Boni L, Benevento A, Dionigi G, Cabrini L, Dionigi R
Department of Surgery, University of Insubria, Ospedale di Circolo di Varese, Viale Borri n. 57, 21100 Varese, Italy.
Surg Endosc. 2002 Jul;16(7):1107-8. doi: 10.1007/s00464-001-4247-1. Epub 2002 May 3.

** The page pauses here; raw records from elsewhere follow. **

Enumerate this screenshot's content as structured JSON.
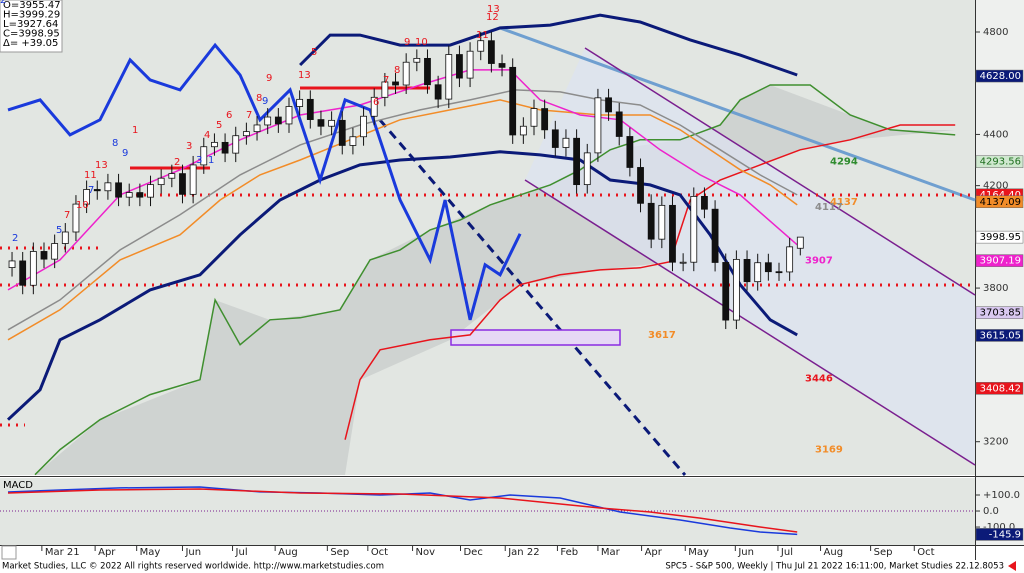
{
  "ohlc_box": [
    "O=3955.47",
    "H=3999.29",
    "L=3927.64",
    "C=3998.95",
    "Δ= +39.05"
  ],
  "chart_data": [
    {
      "type": "candlestick",
      "xlim": [
        -1.13,
        90.4
      ],
      "ylim": [
        3070,
        4925
      ],
      "yticks": [
        3200,
        3800,
        4200,
        4400,
        4800
      ],
      "xticks": [
        {
          "value": 2.8,
          "label": "Mar 21"
        },
        {
          "value": 7.8,
          "label": "Apr"
        },
        {
          "value": 11.7,
          "label": "May"
        },
        {
          "value": 16,
          "label": "Jun"
        },
        {
          "value": 20.7,
          "label": "Jul"
        },
        {
          "value": 24.7,
          "label": "Aug"
        },
        {
          "value": 29.6,
          "label": "Sep"
        },
        {
          "value": 33.4,
          "label": "Oct"
        },
        {
          "value": 37.6,
          "label": "Nov"
        },
        {
          "value": 42.1,
          "label": "Dec"
        },
        {
          "value": 46.3,
          "label": "Jan 22"
        },
        {
          "value": 51.2,
          "label": "Feb"
        },
        {
          "value": 55,
          "label": "Mar"
        },
        {
          "value": 59.1,
          "label": "Apr"
        },
        {
          "value": 63.2,
          "label": "May"
        },
        {
          "value": 67.9,
          "label": "Jun"
        },
        {
          "value": 71.9,
          "label": "Jul"
        },
        {
          "value": 75.9,
          "label": "Aug"
        },
        {
          "value": 80.6,
          "label": "Sep"
        },
        {
          "value": 84.7,
          "label": "Oct"
        }
      ],
      "open": [
        3880,
        3906,
        3811,
        3943,
        3913,
        3974,
        4019,
        4128,
        4185,
        4180,
        4211,
        4155,
        4173,
        4155,
        4204,
        4229,
        4247,
        4166,
        4281,
        4352,
        4369,
        4327,
        4395,
        4411,
        4437,
        4468,
        4441,
        4509,
        4537,
        4458,
        4432,
        4455,
        4357,
        4391,
        4471,
        4545,
        4605,
        4593,
        4682,
        4697,
        4594,
        4538,
        4712,
        4620,
        4725,
        4766,
        4677,
        4662,
        4398,
        4432,
        4501,
        4418,
        4349,
        4385,
        4204,
        4328,
        4543,
        4488,
        4392,
        4271,
        4131,
        3991,
        4123,
        3901,
        3901,
        4158,
        4108,
        3900,
        3675,
        3912,
        3825,
        3899,
        3864,
        3863,
        3955.47
      ],
      "high": [
        3941,
        3941,
        3978,
        3978,
        4009,
        4054,
        4163,
        4220,
        4220,
        4246,
        4246,
        4208,
        4208,
        4239,
        4264,
        4282,
        4282,
        4316,
        4387,
        4404,
        4404,
        4430,
        4446,
        4472,
        4503,
        4503,
        4544,
        4572,
        4572,
        4493,
        4490,
        4490,
        4426,
        4506,
        4580,
        4640,
        4640,
        4717,
        4732,
        4732,
        4629,
        4747,
        4747,
        4760,
        4801,
        4801,
        4712,
        4697,
        4467,
        4536,
        4536,
        4453,
        4420,
        4420,
        4363,
        4578,
        4578,
        4523,
        4427,
        4306,
        4166,
        4158,
        4158,
        3936,
        4193,
        4193,
        4143,
        3935,
        3947,
        3947,
        3934,
        3934,
        3899,
        3996,
        3999.29
      ],
      "low": [
        3845,
        3776,
        3776,
        3878,
        3878,
        3939,
        3984,
        4093,
        4145,
        4145,
        4120,
        4120,
        4120,
        4120,
        4169,
        4194,
        4131,
        4131,
        4246,
        4317,
        4292,
        4292,
        4360,
        4376,
        4402,
        4406,
        4406,
        4474,
        4423,
        4397,
        4397,
        4322,
        4322,
        4356,
        4436,
        4510,
        4558,
        4558,
        4647,
        4559,
        4503,
        4503,
        4585,
        4585,
        4690,
        4642,
        4627,
        4363,
        4363,
        4397,
        4383,
        4314,
        4314,
        4169,
        4169,
        4293,
        4453,
        4357,
        4236,
        4096,
        3956,
        3956,
        3866,
        3866,
        3866,
        4073,
        3865,
        3640,
        3640,
        3790,
        3790,
        3829,
        3828,
        3828,
        3927.64
      ],
      "close": [
        3906,
        3811,
        3943,
        3913,
        3974,
        4019,
        4128,
        4185,
        4180,
        4211,
        4155,
        4173,
        4155,
        4204,
        4229,
        4247,
        4166,
        4281,
        4352,
        4369,
        4327,
        4395,
        4411,
        4437,
        4468,
        4441,
        4509,
        4537,
        4458,
        4432,
        4455,
        4357,
        4391,
        4471,
        4545,
        4605,
        4593,
        4682,
        4697,
        4594,
        4538,
        4712,
        4620,
        4725,
        4766,
        4677,
        4662,
        4398,
        4432,
        4501,
        4418,
        4349,
        4385,
        4204,
        4328,
        4543,
        4488,
        4392,
        4271,
        4131,
        3991,
        4123,
        3901,
        3901,
        4158,
        4108,
        3900,
        3675,
        3912,
        3825,
        3899,
        3864,
        3863,
        3961,
        3998.95
      ],
      "series": [
        {
          "color": "#3f8f2f",
          "x": [
            2.16,
            4.5,
            8.26,
            12.96,
            17.65,
            19.06,
            21.41,
            24.22,
            27.04,
            30.79,
            33.61,
            36.43,
            39.25,
            42.06,
            44.88,
            47.7,
            50.52,
            53.33,
            56.15,
            58.96,
            62.72,
            66.48,
            68.36,
            71.17,
            74.93,
            78.68,
            82.44,
            88.54
          ],
          "values": [
            3071,
            3169,
            3286,
            3384,
            3442,
            3754,
            3579,
            3676,
            3684,
            3715,
            3910,
            3949,
            4027,
            4066,
            4125,
            4164,
            4203,
            4262,
            4340,
            4379,
            4379,
            4437,
            4535,
            4593,
            4593,
            4476,
            4418,
            4398
          ]
        },
        {
          "color": "#e8141c",
          "x": [
            31.27,
            32.67,
            34.55,
            39.25,
            43.0,
            45.82,
            47.7,
            51.45,
            55.21,
            58.96,
            61.78,
            63.66,
            66.48,
            70.23,
            73.99,
            78.68,
            83.38,
            88.54
          ],
          "values": [
            3208,
            3442,
            3559,
            3598,
            3617,
            3754,
            3813,
            3852,
            3871,
            3879,
            3903,
            4144,
            4222,
            4281,
            4340,
            4379,
            4437,
            4437
          ]
        },
        {
          "color": "#8c8c8c",
          "x": [
            -0.38,
            4.5,
            10.14,
            15.77,
            21.41,
            27.04,
            32.67,
            38.31,
            43.0,
            47.23,
            51.45,
            55.21,
            58.96,
            62.72,
            66.48,
            70.23,
            73.71
          ],
          "values": [
            3637,
            3754,
            3949,
            4086,
            4242,
            4359,
            4437,
            4496,
            4535,
            4574,
            4566,
            4535,
            4515,
            4437,
            4340,
            4242,
            4164
          ]
        },
        {
          "color": "#f28c28",
          "x": [
            -0.38,
            4.5,
            10.14,
            15.77,
            19.53,
            23.28,
            27.04,
            31.73,
            36.43,
            41.12,
            45.82,
            49.57,
            55.21,
            59.9,
            62.72,
            65.54,
            68.36,
            71.17,
            73.71
          ],
          "values": [
            3598,
            3715,
            3910,
            4008,
            4144,
            4242,
            4300,
            4379,
            4457,
            4496,
            4535,
            4496,
            4476,
            4476,
            4418,
            4340,
            4262,
            4203,
            4125
          ]
        },
        {
          "color": "#ee22cc",
          "x": [
            -0.38,
            4.5,
            10.14,
            15.77,
            21.41,
            27.04,
            32.67,
            38.31,
            43.0,
            46.76,
            49.57,
            53.33,
            57.09,
            60.84,
            64.6,
            68.36,
            72.11,
            73.71
          ],
          "values": [
            3793,
            3910,
            4164,
            4262,
            4379,
            4476,
            4515,
            4593,
            4652,
            4652,
            4535,
            4476,
            4457,
            4340,
            4242,
            4164,
            4027,
            3969
          ]
        },
        {
          "color": "#0b1a78",
          "x": [
            -0.38,
            2.63,
            4.5,
            8.26,
            12.96,
            17.65,
            21.41,
            25.16,
            28.92,
            32.67,
            36.43,
            41.12,
            45.82,
            49.57,
            53.33,
            56.15,
            59.9,
            62.72,
            65.54,
            68.36,
            71.17,
            73.71
          ],
          "values": [
            3286,
            3403,
            3598,
            3676,
            3793,
            3852,
            4008,
            4144,
            4222,
            4281,
            4300,
            4312,
            4332,
            4320,
            4300,
            4222,
            4203,
            4164,
            4008,
            3813,
            3676,
            3617
          ]
        },
        {
          "color": "#0b1a78",
          "x": [
            27.04,
            29.86,
            32.67,
            36.43,
            41.12,
            45.82,
            50.52,
            55.21,
            58.96,
            63.66,
            68.36,
            73.71
          ],
          "values": [
            4671,
            4788,
            4788,
            4749,
            4749,
            4816,
            4827,
            4866,
            4839,
            4769,
            4710,
            4632
          ]
        },
        {
          "color": "#1a3adc",
          "x": [
            -0.38,
            2.63,
            5.44,
            8.26,
            11.08,
            12.96,
            15.77,
            19.06,
            21.41,
            23.28,
            26.1,
            28.92,
            31.27,
            33.61,
            36.43,
            39.25,
            40.65,
            43.0,
            44.41,
            45.82,
            47.7
          ],
          "values": [
            4496,
            4535,
            4398,
            4457,
            4691,
            4613,
            4574,
            4749,
            4632,
            4457,
            4574,
            4222,
            4535,
            4496,
            4144,
            3910,
            4144,
            3676,
            3891,
            3852,
            4012
          ]
        }
      ],
      "price_boxes": [
        {
          "value": 4628,
          "label": "4628.00",
          "color": "#0b1a78",
          "text_color": "#ffffff"
        },
        {
          "value": 4293.56,
          "color": "#cfe8cf",
          "text_color": "#1f6f1f"
        },
        {
          "value": 4164.4,
          "label": "4164.40",
          "color": "#e8141c",
          "text_color": "#ffffff"
        },
        {
          "value": 4137.09,
          "color": "#f28c28",
          "text_color": "#000000"
        },
        {
          "value": 3998.95,
          "color": "#ffffff",
          "text_color": "#000000"
        },
        {
          "value": 3907.19,
          "color": "#ee22cc",
          "text_color": "#ffffff"
        },
        {
          "value": 3703.85,
          "color": "#d9c8f0",
          "text_color": "#000000"
        },
        {
          "value": 3615.05,
          "color": "#0b1a78",
          "text_color": "#ffffff"
        },
        {
          "value": 3408.42,
          "color": "#e8141c",
          "text_color": "#ffffff"
        }
      ],
      "annotations": [
        {
          "value": 4294,
          "color": "#2e8b2e"
        },
        {
          "value": 4137,
          "color": "#f28c28"
        },
        {
          "value": 4117,
          "color": "#8c8c8c"
        },
        {
          "value": 3907,
          "color": "#ee22cc"
        },
        {
          "value": 3617,
          "color": "#f28c28"
        },
        {
          "value": 3446,
          "color": "#e8141c"
        },
        {
          "value": 3169,
          "color": "#f28c28"
        }
      ],
      "counts": [
        {
          "text": "13",
          "color": "#e8141c"
        },
        {
          "text": "13",
          "color": "#e8141c"
        },
        {
          "text": "13",
          "color": "#e8141c"
        },
        {
          "text": "9",
          "color": "#1a3adc"
        },
        {
          "text": "9",
          "color": "#1a3adc"
        },
        {
          "text": "12",
          "color": "#e8141c"
        },
        {
          "text": "11",
          "color": "#e8141c"
        },
        {
          "text": "9",
          "color": "#e8141c"
        },
        {
          "text": "10",
          "color": "#e8141c"
        },
        {
          "text": "8",
          "color": "#e8141c"
        },
        {
          "text": "7",
          "color": "#e8141c"
        },
        {
          "text": "6",
          "color": "#e8141c"
        },
        {
          "text": "5",
          "color": "#e8141c"
        },
        {
          "text": "9",
          "color": "#e8141c"
        },
        {
          "text": "8",
          "color": "#e8141c"
        },
        {
          "text": "7",
          "color": "#e8141c"
        },
        {
          "text": "6",
          "color": "#e8141c"
        },
        {
          "text": "5",
          "color": "#e8141c"
        },
        {
          "text": "4",
          "color": "#e8141c"
        },
        {
          "text": "3",
          "color": "#e8141c"
        },
        {
          "text": "2",
          "color": "#e8141c"
        },
        {
          "text": "1",
          "color": "#e8141c"
        },
        {
          "text": "11",
          "color": "#e8141c"
        },
        {
          "text": "10",
          "color": "#e8141c"
        },
        {
          "text": "7",
          "color": "#e8141c"
        },
        {
          "text": "8",
          "color": "#1a3adc"
        },
        {
          "text": "7",
          "color": "#1a3adc"
        },
        {
          "text": "5",
          "color": "#1a3adc"
        },
        {
          "text": "3",
          "color": "#1a3adc"
        },
        {
          "text": "2",
          "color": "#1a3adc"
        },
        {
          "text": "1",
          "color": "#1a3adc"
        },
        {
          "text": "2",
          "color": "#1a3adc"
        }
      ]
    },
    {
      "type": "line",
      "title": "MACD",
      "xlim": [
        -1.13,
        90.4
      ],
      "ylim": [
        -212,
        206
      ],
      "yticks": [
        {
          "value": 100,
          "label": "+100.0"
        },
        {
          "value": 0,
          "label": "0.0"
        },
        {
          "value": -100,
          "label": "-100.0"
        }
      ],
      "series": [
        {
          "color": "#1a3adc",
          "x": [
            -0.38,
            4.5,
            10.14,
            17.65,
            23.28,
            28.92,
            34.55,
            39.25,
            43.0,
            46.76,
            51.45,
            57.09,
            62.72,
            67.42,
            70.23,
            73.71
          ],
          "values": [
            118.8,
            131,
            144,
            150,
            119,
            112.5,
            100,
            112.5,
            69,
            100,
            81,
            -6,
            -56,
            -106,
            -131,
            -146
          ]
        },
        {
          "color": "#e8141c",
          "x": [
            -0.38,
            8.26,
            17.65,
            27.04,
            36.43,
            45.82,
            55.21,
            59.9,
            64.6,
            70.23,
            73.71
          ],
          "values": [
            112.5,
            131,
            137.5,
            112.5,
            106,
            81,
            19,
            -6,
            -44,
            -100,
            -131
          ]
        }
      ],
      "price_boxes": [
        {
          "value": -145.9,
          "color": "#0b1a78",
          "text_color": "#ffffff"
        }
      ]
    }
  ],
  "footer": {
    "left": "Market Studies, LLC © 2022 All rights reserved worldwide. http://www.marketstudies.com",
    "right": "SPC5 - S&P 500, Weekly | Thu Jul 21 2022 16:11:00, Market Studies 22.12.8053"
  }
}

Primary pancreatic lymphoma (PPL) is a rare form of extranodal lymphoma (less than 0.5% of pancreatic tumors) originating from the pancreatic parenchyma. Histopathological examination is usually mandatory to obtain a definitive diagnosis since symptoms and radiological features are quite similar to those of other pancreatic masses. Percutaneous fine-needle aspiration (FNA) of the pancreas requires experienced cytopathologists as well as advanced immunohistochemical assays to obtain a final diagnosis on a small amount of tissue. A 46-year-old man complaining of watery diarrhea and severe weight loss (more than 20 kg) for more than 1 year was admitted to our hospital due to severe diabetic crisis. Enlarged lymph nodes (2.5 x 1 cm) were found at the right axillary stations. Abdominal ultrasound revealed the presence of a large hyperechogenic mass, mainly located at the pancreatic head. Abdominal computed tomography scan confirmed a diffuse enlargement of the head and body of the pancreas associated with lymphadenopathy along the lesser gastric curvature. Percutaneous ultrasound-guided FNA of the pancreas as well as gross biopsy of the axillary lymph nodes were unable to identify the nature of the mass. Diagnostic laparoscopy was performed: several enlarged lymph nodes along the lesser gastric curvature were revealed. Multiple biopsies of the pancreatic head were taken and lymphadenectomy along the lesser curvature and the hepatic hilus was also performed. The definitive histopathological examination of the pancreatic specimen revealed a primary low-grade non-Hodgkin B cell pancreatic lymphoma. The postoperative course was unremarkable; the patient underwent systemic chemotherapy regime for low-grade B cell Hodgkin lymphoma and he was symptom free at 9-month follow-up.
原发性胰腺淋巴瘤(PPL)是一种罕见的结外淋巴瘤(占胰腺肿瘤的比例不到0.5%),起源于胰腺实质。由于症状和影像学特征与其他胰腺肿块非常相似,通常需要进行组织病理学检查以获得明确诊断。胰腺的经皮细针穿刺抽吸活检(FNA)需要经验丰富的细胞病理学家以及先进的免疫组织化学检测方法,才能在少量组织上做出最终诊断。一名46岁男性,因严重糖尿病危象入住我院,他诉说水样腹泻和严重体重减轻(超过20kg)超过1年。在右腋窝处发现肿大淋巴结(2.5×1cm)。腹部超声显示存在一个大的高回声肿块,主要位于胰头。腹部计算机断层扫描证实胰头和胰体弥漫性肿大,并伴有胃小弯处淋巴结肿大。胰腺的经皮超声引导下FNA以及腋窝淋巴结大体活检均无法确定肿块的性质。进行了诊断性腹腔镜检查:发现胃小弯处有几个肿大淋巴结。对胰头进行了多次活检,并沿小弯和肝门进行了淋巴结切除术。胰腺标本的最终组织病理学检查显示为原发性低级别非霍奇金B细胞胰腺淋巴瘤。术后过程顺利;患者接受了针对低级别B细胞霍奇金淋巴瘤的全身化疗方案,在9个月的随访中无症状。